Search code examples
rxmlxml2

R: Extract XML node values into Data Frame from deeply nested XML file


I am trying to extract the list of ingredients from a xml FDA label in their database. Somehow I can't get the getNodeSet function to produce the appropriate list of nodes.

Question: How do I fix the code to be able to extract the values of the ingredient names.

This is the code that doesn't work, which breaks at the getNodeSet function, giving a 0 length list. I tried the [graciously proposed] solution on this answer (flatten xml), and many others with no luck.

library(XML)
URL <- "http://www.accessdata.fda.gov/spl/data/e9b9a189-d9e3-42e3-b41c-846a94ebeb37/e9b9a189-d9e3-42e3-b41c-846a94ebeb37.xml"
xmlDocu <- xmlParse(URL)
xmlIngredients <- getNodeSet(xmlDocu, "//ingredient/ingredientSubstance/name")
Ingredients <- xmlSApply(xmlIngredients, function(x) xmlSApply(x, xmlValue))
dfIngredients <- data.frame(t(Ingredients),row.names=NULL)

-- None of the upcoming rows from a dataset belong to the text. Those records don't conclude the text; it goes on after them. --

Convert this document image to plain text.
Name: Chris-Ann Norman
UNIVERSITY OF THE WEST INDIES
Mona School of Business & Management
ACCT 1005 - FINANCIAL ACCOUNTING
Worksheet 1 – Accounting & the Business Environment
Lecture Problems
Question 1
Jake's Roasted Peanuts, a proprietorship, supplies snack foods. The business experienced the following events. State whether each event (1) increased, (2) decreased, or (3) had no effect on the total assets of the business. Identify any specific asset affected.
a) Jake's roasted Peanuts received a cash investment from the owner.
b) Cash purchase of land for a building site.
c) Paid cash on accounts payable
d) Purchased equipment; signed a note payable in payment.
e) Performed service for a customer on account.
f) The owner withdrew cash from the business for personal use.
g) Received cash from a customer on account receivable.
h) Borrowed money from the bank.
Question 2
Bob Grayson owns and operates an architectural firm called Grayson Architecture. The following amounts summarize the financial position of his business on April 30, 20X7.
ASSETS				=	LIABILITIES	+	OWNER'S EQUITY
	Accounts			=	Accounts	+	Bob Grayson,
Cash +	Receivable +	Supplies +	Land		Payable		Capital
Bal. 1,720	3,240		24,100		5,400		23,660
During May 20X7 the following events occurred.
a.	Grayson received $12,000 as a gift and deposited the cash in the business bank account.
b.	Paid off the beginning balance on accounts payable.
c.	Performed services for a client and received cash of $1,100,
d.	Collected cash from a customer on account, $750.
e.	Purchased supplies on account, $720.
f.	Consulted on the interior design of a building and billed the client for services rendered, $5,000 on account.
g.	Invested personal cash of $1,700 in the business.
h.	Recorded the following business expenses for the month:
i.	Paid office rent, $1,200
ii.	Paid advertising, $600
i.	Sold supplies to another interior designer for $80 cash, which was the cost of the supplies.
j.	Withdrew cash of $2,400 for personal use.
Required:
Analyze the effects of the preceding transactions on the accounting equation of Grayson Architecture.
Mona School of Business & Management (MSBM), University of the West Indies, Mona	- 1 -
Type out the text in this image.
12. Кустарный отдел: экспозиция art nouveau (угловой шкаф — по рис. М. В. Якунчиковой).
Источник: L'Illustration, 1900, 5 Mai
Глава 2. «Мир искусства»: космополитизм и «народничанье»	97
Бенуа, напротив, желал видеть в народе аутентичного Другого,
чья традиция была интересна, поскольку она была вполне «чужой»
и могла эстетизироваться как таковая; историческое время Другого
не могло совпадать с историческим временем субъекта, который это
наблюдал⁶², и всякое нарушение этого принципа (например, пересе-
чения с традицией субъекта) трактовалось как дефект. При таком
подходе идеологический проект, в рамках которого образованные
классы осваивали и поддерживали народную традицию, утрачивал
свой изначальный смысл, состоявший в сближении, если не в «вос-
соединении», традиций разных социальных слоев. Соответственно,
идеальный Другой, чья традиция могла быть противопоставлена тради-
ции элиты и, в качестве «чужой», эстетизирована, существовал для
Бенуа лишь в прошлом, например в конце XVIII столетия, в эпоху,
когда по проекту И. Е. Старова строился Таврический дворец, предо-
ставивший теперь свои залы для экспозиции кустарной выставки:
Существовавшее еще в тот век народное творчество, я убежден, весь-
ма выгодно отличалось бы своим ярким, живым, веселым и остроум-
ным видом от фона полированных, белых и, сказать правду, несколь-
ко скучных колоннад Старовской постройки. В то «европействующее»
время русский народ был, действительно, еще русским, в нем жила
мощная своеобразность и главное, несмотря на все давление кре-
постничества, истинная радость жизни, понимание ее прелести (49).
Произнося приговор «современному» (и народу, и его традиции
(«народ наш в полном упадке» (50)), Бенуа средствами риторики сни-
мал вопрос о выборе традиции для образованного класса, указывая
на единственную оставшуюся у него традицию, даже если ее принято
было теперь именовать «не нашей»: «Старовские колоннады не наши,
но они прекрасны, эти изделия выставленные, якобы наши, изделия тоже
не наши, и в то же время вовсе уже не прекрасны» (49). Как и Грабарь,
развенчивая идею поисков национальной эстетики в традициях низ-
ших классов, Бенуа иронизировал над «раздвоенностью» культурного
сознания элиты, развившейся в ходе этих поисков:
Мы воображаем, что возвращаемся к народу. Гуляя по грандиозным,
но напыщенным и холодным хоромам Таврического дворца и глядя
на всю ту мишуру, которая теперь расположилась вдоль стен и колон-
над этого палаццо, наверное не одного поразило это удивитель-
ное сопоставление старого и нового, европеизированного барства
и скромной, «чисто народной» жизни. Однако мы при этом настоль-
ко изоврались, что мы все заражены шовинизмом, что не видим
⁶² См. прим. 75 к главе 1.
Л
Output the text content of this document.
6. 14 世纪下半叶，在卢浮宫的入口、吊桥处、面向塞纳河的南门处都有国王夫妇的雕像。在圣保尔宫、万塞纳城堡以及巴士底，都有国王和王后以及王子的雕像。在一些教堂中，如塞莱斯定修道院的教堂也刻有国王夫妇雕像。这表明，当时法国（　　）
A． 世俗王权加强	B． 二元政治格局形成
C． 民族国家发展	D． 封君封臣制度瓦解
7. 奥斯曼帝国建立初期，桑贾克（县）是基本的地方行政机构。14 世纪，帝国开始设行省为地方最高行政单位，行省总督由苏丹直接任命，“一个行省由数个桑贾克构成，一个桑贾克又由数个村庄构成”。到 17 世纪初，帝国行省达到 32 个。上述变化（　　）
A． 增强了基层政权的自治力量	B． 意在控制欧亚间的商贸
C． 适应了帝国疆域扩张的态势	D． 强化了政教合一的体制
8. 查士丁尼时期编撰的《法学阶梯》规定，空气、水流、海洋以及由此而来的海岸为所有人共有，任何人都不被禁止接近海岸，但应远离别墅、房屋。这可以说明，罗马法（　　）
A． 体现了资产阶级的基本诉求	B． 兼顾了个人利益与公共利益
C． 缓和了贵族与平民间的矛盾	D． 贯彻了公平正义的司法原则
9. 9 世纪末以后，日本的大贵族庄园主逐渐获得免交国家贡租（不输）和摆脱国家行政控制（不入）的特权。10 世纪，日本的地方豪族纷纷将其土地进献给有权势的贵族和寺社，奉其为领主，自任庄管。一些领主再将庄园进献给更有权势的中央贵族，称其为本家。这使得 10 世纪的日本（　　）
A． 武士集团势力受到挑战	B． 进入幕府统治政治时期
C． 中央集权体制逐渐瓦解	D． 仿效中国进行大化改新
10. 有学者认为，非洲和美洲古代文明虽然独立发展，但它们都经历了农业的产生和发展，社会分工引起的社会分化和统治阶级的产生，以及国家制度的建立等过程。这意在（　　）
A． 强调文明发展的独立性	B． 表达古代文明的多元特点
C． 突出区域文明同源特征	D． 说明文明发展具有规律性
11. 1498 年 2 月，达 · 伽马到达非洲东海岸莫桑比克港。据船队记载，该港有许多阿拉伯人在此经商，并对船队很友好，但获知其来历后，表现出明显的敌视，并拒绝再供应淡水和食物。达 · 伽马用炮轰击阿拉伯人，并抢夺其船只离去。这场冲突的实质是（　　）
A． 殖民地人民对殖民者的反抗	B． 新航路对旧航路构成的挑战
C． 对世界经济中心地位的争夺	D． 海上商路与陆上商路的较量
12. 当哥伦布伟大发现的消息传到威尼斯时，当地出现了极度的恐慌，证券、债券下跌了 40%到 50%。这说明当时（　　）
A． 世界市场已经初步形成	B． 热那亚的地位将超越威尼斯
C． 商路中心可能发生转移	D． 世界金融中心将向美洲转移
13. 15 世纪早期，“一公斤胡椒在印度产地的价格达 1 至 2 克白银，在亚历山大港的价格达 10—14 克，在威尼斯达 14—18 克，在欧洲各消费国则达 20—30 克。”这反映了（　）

This is what a portion interest from the deeply nested xml file looks like:

              <ingredient classCode="ACTIB">
                   <quantity>
                      <numerator value="160" unit="mg"/>
                      <denominator value="5" unit="mL"/>
                   </quantity>
                   <ingredientSubstance>
                      <code code="362O9ITL9D" codeSystem="2.16.840.1.113883.4.9"/>
                      <name>Acetaminophen</name>
                      <activeMoiety>
                         <activeMoiety>
                            <code code="362O9ITL9D" codeSystem="2.16.840.1.113883.4.9"/>
                            <name>acetaminophen</name>
                         </activeMoiety>
                      </activeMoiety>
                   </ingredientSubstance>
                </ingredient>
                <ingredient classCode="IACT">
                   <ingredientSubstance>
                      <code code="3QPI1U3FV8" codeSystem="2.16.840.1.113883.4.9"/>
                      <name>BUTYLPARABEN</name>
                   </ingredientSubstance>
                </ingredient>

Solution

  • I believe your problem is related to the namespaces defined in the xml file. The are a couple ways of dealing with this problem. What I prefer is to use xml2 package and strip out the namespaces and then parse the file:

    library(xml2)
    
    URL <- "http://www.accessdata.fda.gov/spl/data/e9b9a189-d9e3-42e3-b41c-846a94ebeb37/e9b9a189-d9e3-42e3-b41c-846a94ebeb37.xml"
    xmlDocu <- read_xml(URL)
    #find namespace
    ns<-xml_ns(xmlDocu)
    
    #I find it easier to strip the name space and use accordingly
    xml_ns_strip(xmlDocu)
    xml_find_all(xmlDocu, "//ingredient")
    xml_text(xml_find_all(xmlDocu, "//ingredient/ingredientSubstance/name"))
    

    I find the syntax of the rvest and xml2 easier to use then the XML package.